The United States continues to cooperate with Russia in those areas where we share pragmatic common interests in tackling pressing global challenges, including nonproliferation, nuclear and other WMD security, preventing atrocities and humanitarian crises, and combatting violent extremism and terrorism.  In fact, even amidst what outside analysts have deemed the most severe worsening of U.S.-Russian relations since the Cold War, the United States has worked with Russia to remove Syria’s declared chemical weapons, to secure an agreement to prevent Iran from acquiring nuclear weapons, and to implement the New START treaty.

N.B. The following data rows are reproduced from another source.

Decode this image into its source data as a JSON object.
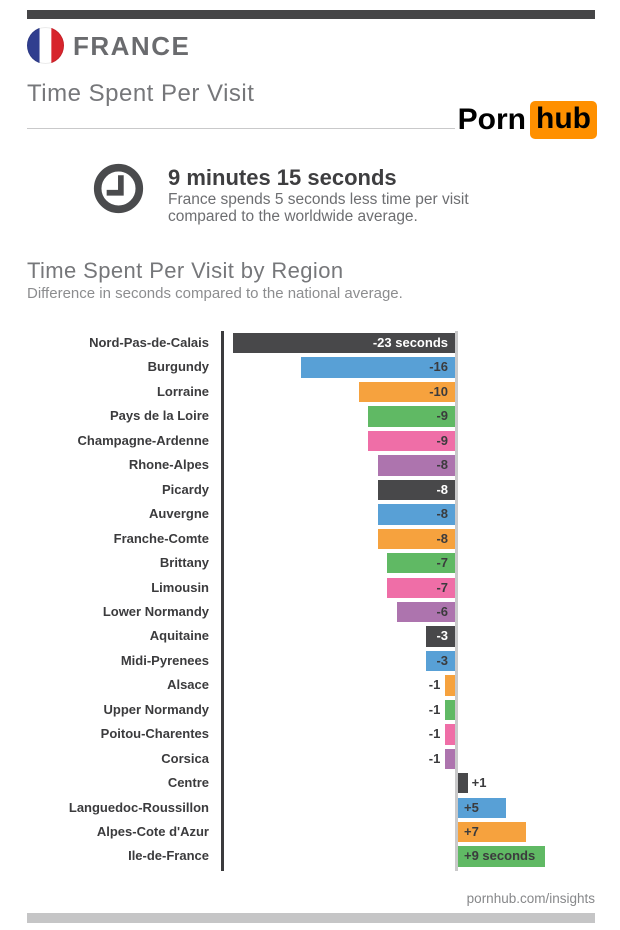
{
  "header": {
    "country": "FRANCE",
    "title": "Time Spent Per Visit",
    "flag": {
      "blue": "#303e8f",
      "white": "#ffffff",
      "red": "#d7242c"
    },
    "logo": {
      "porn": "Porn",
      "hub": "hub",
      "hub_bg": "#ff9000"
    }
  },
  "stat": {
    "clock_icon_color": "#4a4b4d",
    "headline": "9 minutes 15 seconds",
    "line1": "France spends 5 seconds less time per visit",
    "line2": "compared to the worldwide average."
  },
  "section": {
    "title": "Time Spent Per Visit by Region",
    "subtitle": "Difference in seconds compared to the national average."
  },
  "chart_data": {
    "type": "bar",
    "orientation": "horizontal",
    "title": "Time Spent Per Visit by Region",
    "subtitle": "Difference in seconds compared to the national average.",
    "unit": "seconds",
    "xlim": [
      -23,
      9
    ],
    "grid": false,
    "legend": "none",
    "categories": [
      "Nord-Pas-de-Calais",
      "Burgundy",
      "Lorraine",
      "Pays de la Loire",
      "Champagne-Ardenne",
      "Rhone-Alpes",
      "Picardy",
      "Auvergne",
      "Franche-Comte",
      "Brittany",
      "Limousin",
      "Lower Normandy",
      "Aquitaine",
      "Midi-Pyrenees",
      "Alsace",
      "Upper Normandy",
      "Poitou-Charentes",
      "Corsica",
      "Centre",
      "Languedoc-Roussillon",
      "Alpes-Cote d'Azur",
      "Ile-de-France"
    ],
    "values": [
      -23,
      -16,
      -10,
      -9,
      -9,
      -8,
      -8,
      -8,
      -8,
      -7,
      -7,
      -6,
      -3,
      -3,
      -1,
      -1,
      -1,
      -1,
      1,
      5,
      7,
      9
    ],
    "value_labels": [
      "-23 seconds",
      "-16",
      "-10",
      "-9",
      "-9",
      "-8",
      "-8",
      "-8",
      "-8",
      "-7",
      "-7",
      "-6",
      "-3",
      "-3",
      "-1",
      "-1",
      "-1",
      "-1",
      "+1",
      "+5",
      "+7",
      "+9 seconds"
    ],
    "palette": [
      "#48484a",
      "#58a0d6",
      "#f6a23e",
      "#60b964",
      "#ef6ea7",
      "#ad74ae"
    ],
    "axis_color": "#3b3b3d",
    "zero_line_color": "#c9c9ca",
    "bar_label_color": "#3b3b3d",
    "bar_label_color_on_dark": "#ffffff"
  },
  "footer": {
    "url": "pornhub.com/insights"
  }
}
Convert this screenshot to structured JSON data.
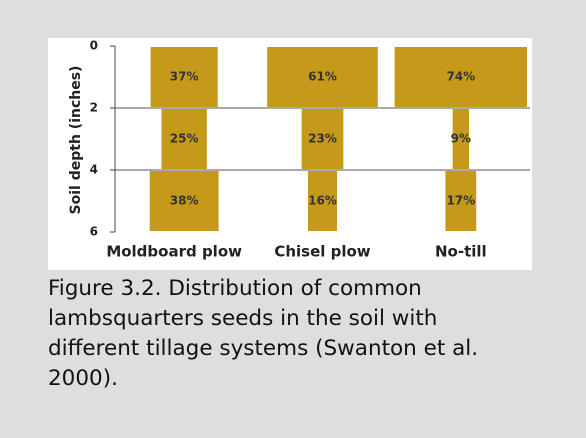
{
  "chart_data": {
    "type": "bar",
    "y_label": "Soil depth (inches)",
    "categories": [
      "Moldboard plow",
      "Chisel plow",
      "No-till"
    ],
    "series": [
      {
        "color": "#c59a1b",
        "values": [
          37,
          61,
          74
        ],
        "value_labels": [
          "37%",
          "61%",
          "74%"
        ]
      },
      {
        "color": "#c59a1b",
        "values": [
          25,
          23,
          9
        ],
        "value_labels": [
          "25%",
          "23%",
          "9%"
        ]
      },
      {
        "color": "#c59a1b",
        "values": [
          38,
          16,
          17
        ],
        "value_labels": [
          "38%",
          "16%",
          "17%"
        ]
      }
    ],
    "ylim": [
      0,
      6
    ],
    "yticks": [
      0,
      2,
      4,
      6
    ],
    "grid": true,
    "caption_lines": [
      "Figure 3.2. Distribution of common",
      "lambsquarters seeds in the soil with",
      "different tillage systems (Swanton et al.",
      "2000)."
    ]
  }
}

But Russia has now clearly demonstrated its willingness to use aggressive tactics, through conventional and unconventional means, to achieve its diplomatic objectives, so the United States must also defend itself and its allies against Russian coercion and aggression, and work to ensure that Russia’s coercion against its neighbors does not succeed.  NATO has already taken important strides in this respect by implementing the commitments made at last fall’s Wales Summit, including the development of NATO’s Very High Readiness Joint Task Force (VJTF), which deployed for the first time this month for a NATO exercise in Poland.  And as Secretary Carter announced in Estonia in June 2015, the United States intends – in coordination with Allies – to temporarily place approximately 250 tanks, armored vehicles, and associated equipment in Baltic and Central European countries to reinforce the U.S. commitment to NATO and collective defense, and promote Allied interoperability through a variety of training exercises.  While strengthening our defenses, we are also working on reducing our vulnerabilities and those of allies and partners who respect our common rules and principles.  To make our partners more resilient against Russian tactics, the United States is focused on areas such as the elimination of corruption, strengthening of democratic institutions – including independent and unbiased media – and diversifying energy supplies.   President Obama said in Tallinn that “we are stronger because we are democracies…we’re stronger because we embrace open economies… and we are stronger because we stand together.”  The strength of U.S.-European unity in the face of Russian aggression – as demonstrated in the rollover of EU sectoral sanctions in June 2015 – has proven the resilience of U.S. security relationships during a very difficult couple of years.

There is a Russian joke that goes “We hoped for the best, but it turned out like always.”  In national security policy, we do not have the luxury of mere hope, but neither do we have the easy but irresponsible escape of hopelessness.  Realism requires us to deal with the Russia we face, not merely the Russia so many – including Russians – hoped for.  But realism also requires us to re-commit to the values, commitments, and long-term strategic objectives that make the United States, our allies, and our partners, secure and prosperous.  Our policy leaves open the opportunity for Russia’s positive potential while firmly coping with the dangers that Russia’s leadership has posed to its neighbors, to Europe, and to the global community.